Le Directeur général de l’Office Congolais de Contrôle (OCC), Étienne Tshimanga Mutombo, a été suspendu à titre conservatoire de ses fonctions par le ministre du Commerce extérieur, Julien Paluku Kahongya, à travers un arrêté ministériel signé le lundi 16 février 2026. Cette décision, motivée par des fautes lourdes de gestion, intervient dans un contexte de vives préoccupations autour de la gouvernance des entreprises publiques en République démocratique du Congo.
Au cœur des accusations figure l’installation d’un système informatique parallèle de contrôle des importations et des exportations.
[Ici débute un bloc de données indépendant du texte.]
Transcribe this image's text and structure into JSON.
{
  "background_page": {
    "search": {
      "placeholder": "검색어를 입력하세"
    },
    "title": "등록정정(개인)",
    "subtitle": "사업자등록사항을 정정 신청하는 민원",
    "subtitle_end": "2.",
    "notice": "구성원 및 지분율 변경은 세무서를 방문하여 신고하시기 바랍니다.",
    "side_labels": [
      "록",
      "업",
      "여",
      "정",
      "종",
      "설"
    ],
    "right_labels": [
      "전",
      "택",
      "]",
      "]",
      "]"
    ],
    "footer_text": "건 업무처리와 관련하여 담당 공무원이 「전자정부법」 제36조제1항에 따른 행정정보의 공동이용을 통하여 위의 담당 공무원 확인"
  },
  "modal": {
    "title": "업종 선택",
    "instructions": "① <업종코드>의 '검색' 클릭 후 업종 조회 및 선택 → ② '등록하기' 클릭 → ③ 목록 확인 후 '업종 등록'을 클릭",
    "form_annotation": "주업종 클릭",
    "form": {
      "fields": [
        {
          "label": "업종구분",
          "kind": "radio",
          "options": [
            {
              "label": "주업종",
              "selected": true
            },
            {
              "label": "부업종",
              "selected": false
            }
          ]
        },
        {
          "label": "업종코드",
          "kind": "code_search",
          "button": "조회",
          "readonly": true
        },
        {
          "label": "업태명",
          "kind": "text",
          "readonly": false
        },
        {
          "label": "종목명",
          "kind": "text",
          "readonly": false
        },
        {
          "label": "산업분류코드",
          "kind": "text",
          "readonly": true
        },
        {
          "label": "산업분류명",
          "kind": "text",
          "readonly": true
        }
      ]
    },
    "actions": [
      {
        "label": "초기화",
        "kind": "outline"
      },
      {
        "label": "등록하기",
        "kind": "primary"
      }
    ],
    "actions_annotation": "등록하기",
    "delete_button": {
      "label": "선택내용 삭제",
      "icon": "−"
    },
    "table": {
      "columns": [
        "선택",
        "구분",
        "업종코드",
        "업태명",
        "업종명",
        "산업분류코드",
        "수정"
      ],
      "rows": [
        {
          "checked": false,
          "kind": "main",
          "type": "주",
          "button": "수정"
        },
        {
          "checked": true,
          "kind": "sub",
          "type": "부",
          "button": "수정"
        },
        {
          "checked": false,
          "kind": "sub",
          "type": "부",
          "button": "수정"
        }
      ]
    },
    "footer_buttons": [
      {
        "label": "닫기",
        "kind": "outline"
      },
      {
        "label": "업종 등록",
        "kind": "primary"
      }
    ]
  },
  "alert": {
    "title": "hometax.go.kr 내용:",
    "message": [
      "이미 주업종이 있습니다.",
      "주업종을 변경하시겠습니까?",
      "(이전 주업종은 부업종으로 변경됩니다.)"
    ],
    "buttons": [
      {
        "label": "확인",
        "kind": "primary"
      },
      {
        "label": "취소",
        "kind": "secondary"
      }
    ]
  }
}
Ce dispositif aurait facilité l’usage frauduleux de fausses Attestations de Vérification (AV), documents essentiels dans le dispositif de régulation du commerce extérieur. Selon les éléments avancés, ces pratiques auraient entraîné un manque à gagner évalué à des milliers de dollars américains pour le Trésor public, fragilisant davantage les finances de l’État dans un contexte économique déjà contraint.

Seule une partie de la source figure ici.